Nuclear - powered ships - are they worth their salt?
Nuclear-powered ships aren't entirely uncommon and over the years their number has probably exceeded that of all the LNG-fuelled ships ever built. However, with few exceptions all of the vessels have been military ships and in the main submarines.
In the commercial sector – if the Russian-owned nuclear icebreakers are excluded from the count – only four nuclear merchant ships have been built. They were not exactly successful and Russian-owned Sevmorput is the only one still in service. That ship’s survival is an interesting story as it was planned to be scrapped on more than one occasion and was also expected to be turned into a drill ship for Arctic oil exploration, before being recommissioned in 2016 to carry mainly military cargoes on the Northern Sea Route (which, coincidentally, is the meaning of its Russian name).
Today, nuclear ships are once again being talked about as a possibility but now the driving factor is decarbonisation.
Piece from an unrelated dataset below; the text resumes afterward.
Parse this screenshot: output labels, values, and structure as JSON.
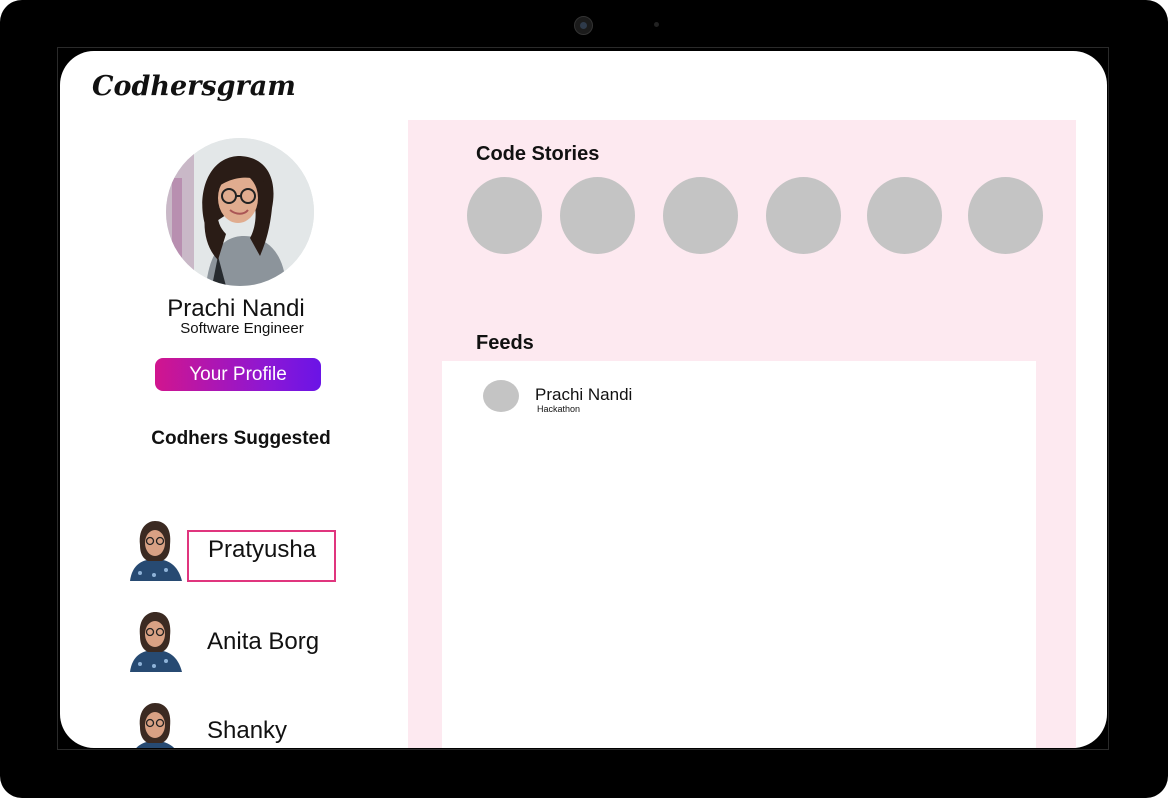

The subject of nuclear merchant ships resurfaced late last year in a project involving UK-based Core Power and US company Terrapower to develop a molten salt reactor (MSR) suitable for shipboard power production. The attention it drew was due in a great part to Terrapower being linked with former Microsoft head Bill Gates.
But it's not the first occasion that the idea has received publicity. In 2010, Lloyd’s Register began formulating new rules for nuclear powered ships, saying it had received some approaches for development of nuclear vessels from various interested parties. If nuclear ships are to become reality, the MSR looks to be the best choice for a power source. It has many advantages and is considered safer and compact enough to power most vessels using a single reactor. Larger and faster ships and those with a great power demand, such as cruise ships and ULCVs, would need multiple units.
Ultimately, all nuclear reactors are nothing more than a source of heat, which is used to produce steam by means of heat exchangers to drive a turbine that in turn produces electricity. MSRs – of which there are numerous variations – were first developed in the 1950s and intended as the propulsion system of a nuclear-powered bomber. They employ nuclear fission but under conditions that are very different from the types of pressurised reactors that have caused disasters such as Chernobyl or Fukushima.
According to a 1999 academic paper authored by Furukawa et al titled 'Thorium fuel utilisation: Options and trends. Proceedings of three IAEA meetings held in Vienna in 1997, 1998 and 1999', the safety of MSRs is due to many factors; they operate at pressures lower than 5 Bar (reducing risk of failure), the fuel and coolant salts are chemically inert, and the boiling point of fuel salt is about 1,670K or more, much higher than the operation temperature 973K. Therefore, the pressure of primary system cannot increase.
As well as the Terrapower/Core Power project, other research is under way for ship power. South Korean shipbuilder Samsung Heavy Industries (SHI) has partnered with Korea Atomic Energy Research Institute (KAERI) with an aim to develop MSR nuclear-powered vessels and DNV is exploring nuclear fusion as a source of power. It is anticipated that the first prototype MSR will be trialled in around four years’ time.
Core Power foresees that its MSRs will change ship designs and methods of operating ships. Assuming opposition to their use can be overcome, a nuclear-powered ship has several operational attractions. Unlike the previous generations of nuclear merchant and naval vessels, with an MSR there will be no need to refuel. The ship will be delivered with sufficient fuel to allow for a lifetime of normal service.
Thus, the ship will be immune to fluctuations in fuel costs – a factor that has caused great pain for ship operators over the years. Furthermore, there will be no requirement to slow steam beyond shortage of cargoes and indeed ships could be built to travel at much faster speeds than is common. This could mean that less ships and crew will be needed to match the carrying capacity of today’s world fleet.
Building nuclear-powered ships would mean that in some cases new ships designs will be developed free of some of the limitations that exist today as regards bunker capacity and location and with less need for energy saving devices and pollution abatement equipment. There would be no need to plan voyages and cargo intake based on bunkering prices and opportunities. Ships’ ranges would be increased and limited only by the need for provisions and fresh water for crew use. In times of low demand, laying up ships could be avoided as the vessel could sail aimlessly in circles without wasting fuel.
This would ensure that fouling does not accumulate and prevent transfer of species. Of course, all of the above could be accomplished with zero emission of CO2, SOx, NOx or particulate matter. The risk of pollution from bunker spills would also be eliminated.